In the course of this review, it emerged that a particular project name had been used by the IDA in correspondence with a third party. Mr Mulligan sought clarification from the IDA of the scope of this project name. In response, the IDA clarified that it related to a general project for the identification of sites for development, and that the applicant's property did not form part of this project. However, the IDA submitted that, "the [project] title was migrated over during the initial assessment period in relation to the Blakestown lands for the purposes of maintaining confidentiality within the organisation and with external stakeholders." I have no reason to doubt these submissions.

The applicant had raised an issue as to the provenance of a Land Registry map which had been appended to a record that was released to him pursuant to his request. He claimed that this map must have been acquired from a named third party solicitor, and pointed to correspondence in his possession between that third party and the IDA, purporting to enclose the said map. The IDA submitted that, while the relevant Folios had been released to the applicant, the cover letters had not been released to the applicant, as they did not fall within the scope of his request. The IDA furthermore claimed that the folios were sent by Kildare County Council to the IDA but were not requested by the IDA. The IDA stated that County Councils regularly provide unsolicited information to it, and that it has regular dealings with County Councils throughout Ireland in relation to potential foreign direct investment and future requirements in relation to matters such as infrastructure. In any event, having carefully considered the content of these letters, I am satisfied that they neither demonstrate a third party interest nor form part of the IDA's consideration in relation to this matter.

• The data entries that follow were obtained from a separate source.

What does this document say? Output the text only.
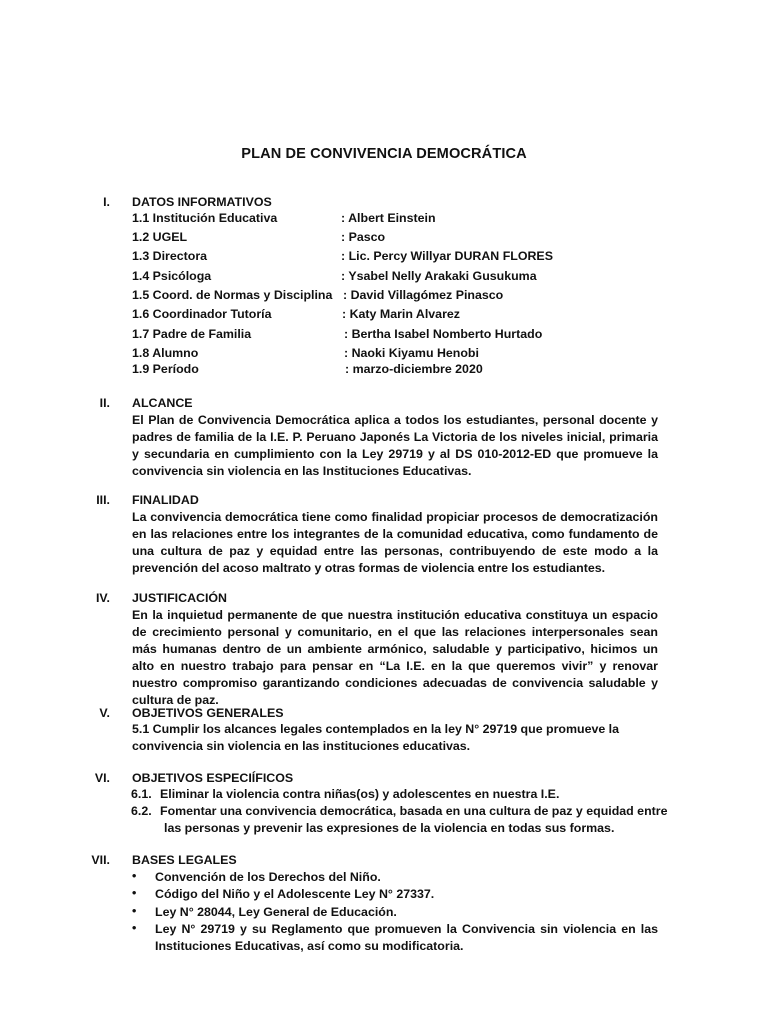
PLAN DE CONVIVENCIA DEMOCRÁTICA
I. DATOS INFORMATIVOS
1.1 Institución Educativa	: Albert Einstein
1.2 UGEL	: Pasco
1.3 Directora	: Lic. Percy Willyar DURAN FLORES
1.4 Psicóloga	: Ysabel Nelly Arakaki Gusukuma
1.5 Coord. de Normas y Disciplina : David Villagómez Pinasco
1.6 Coordinador Tutoría	: Katy Marin Alvarez
1.7 Padre de Familia	: Bertha Isabel Nomberto Hurtado
1.8 Alumno	: Naoki Kiyamu Henobi
1.9 Período	: marzo-diciembre 2020
II. ALCANCE
El Plan de Convivencia Democrática aplica a todos los estudiantes, personal docente y padres de familia de la I.E. P. Peruano Japonés La Victoria de los niveles inicial, primaria y secundaria en cumplimiento con la Ley 29719 y al DS 010-2012-ED que promueve la convivencia sin violencia en las Instituciones Educativas.
III. FINALIDAD
La convivencia democrática tiene como finalidad propiciar procesos de democratización en las relaciones entre los integrantes de la comunidad educativa, como fundamento de una cultura de paz y equidad entre las personas, contribuyendo de este modo a la prevención del acoso maltrato y otras formas de violencia entre los estudiantes.
IV. JUSTIFICACIÓN
En la inquietud permanente de que nuestra institución educativa constituya un espacio de crecimiento personal y comunitario, en el que las relaciones interpersonales sean más humanas dentro de un ambiente armónico, saludable y participativo, hicimos un alto en nuestro trabajo para pensar en “La I.E. en la que queremos vivir” y renovar nuestro compromiso garantizando condiciones adecuadas de convivencia saludable y cultura de paz.
V. OBJETIVOS GENERALES
5.1 Cumplir los alcances legales contemplados en la ley N° 29719 que promueve la
convivencia sin violencia en las instituciones educativas.
VI. OBJETIVOS ESPECIÍFICOS
6.1. Eliminar la violencia contra niñas(os) y adolescentes en nuestra I.E.
6.2. Fomentar una convivencia democrática, basada en una cultura de paz y equidad entre
las personas y prevenir las expresiones de la violencia en todas sus formas.
VII. BASES LEGALES
• Convención de los Derechos del Niño.
• Código del Niño y el Adolescente Ley N° 27337.
• Ley N° 28044, Ley General de Educación.
• Ley N° 29719 y su Reglamento que promueven la Convivencia sin violencia en las Instituciones Educativas, así como su modificatoria.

The applicant, in his submissions, also raised various collateral matters which, in his view, would tend to suggest that the IDA had received representations from third parties in relation to the Property. In implementing the terms of the FOI Act with regard to access to requested records, the Information Commissioner is concerned only with ensuring access to extant records in accordance with the provisions of the Act. The FOI Act does not provide for a right of access to records which ought to exist. It should be noted that the fact that one might expect that such records should exist, and that the absence of such records might suggest inadequate record keeping practices on the part of the IDA, is not an issue in this review.

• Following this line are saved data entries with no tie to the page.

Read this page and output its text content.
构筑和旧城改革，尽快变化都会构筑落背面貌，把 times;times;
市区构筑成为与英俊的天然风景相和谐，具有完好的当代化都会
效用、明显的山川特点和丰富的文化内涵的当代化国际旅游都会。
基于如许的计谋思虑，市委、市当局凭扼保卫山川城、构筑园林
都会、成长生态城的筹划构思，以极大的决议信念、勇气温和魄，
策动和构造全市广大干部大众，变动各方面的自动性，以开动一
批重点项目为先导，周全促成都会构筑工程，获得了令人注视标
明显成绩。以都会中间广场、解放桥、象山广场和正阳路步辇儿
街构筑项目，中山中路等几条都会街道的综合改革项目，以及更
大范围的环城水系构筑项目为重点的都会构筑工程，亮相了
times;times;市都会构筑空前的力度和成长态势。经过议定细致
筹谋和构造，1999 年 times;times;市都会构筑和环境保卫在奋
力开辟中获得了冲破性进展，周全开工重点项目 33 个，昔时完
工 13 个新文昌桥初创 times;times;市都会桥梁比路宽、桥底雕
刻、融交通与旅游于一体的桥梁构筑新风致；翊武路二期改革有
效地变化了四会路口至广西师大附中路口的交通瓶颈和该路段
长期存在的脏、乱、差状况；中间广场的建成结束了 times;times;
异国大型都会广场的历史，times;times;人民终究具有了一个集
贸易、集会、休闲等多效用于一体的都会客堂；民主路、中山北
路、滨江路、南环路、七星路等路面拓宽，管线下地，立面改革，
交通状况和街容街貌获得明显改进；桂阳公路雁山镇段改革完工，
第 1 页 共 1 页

The position of the IDA is that it cannot find any further records relevant to the applicant's FOI request. Having considered the matter, in the circumstances of this case, I am satisfied that the IDA has taken reasonable steps to locate the records sought and that section 10(1)(a) of the FOI Act applies in relation to Category B. I find accordingly.

Decision

Having carried out a review under section 34(2) of the Freedom of Information Act 1997, as amended, I hereby affirm the decision of IDA in this case.

Right of Appeal

A party to a review, or any other person affected by a decision of the Information Commissioner following a review, may appeal to the High Court on a point of law arising from the decision. Such an appeal must be initiated not later than eight weeks from the date on which notice of the decision was given to the person bringing the appeal.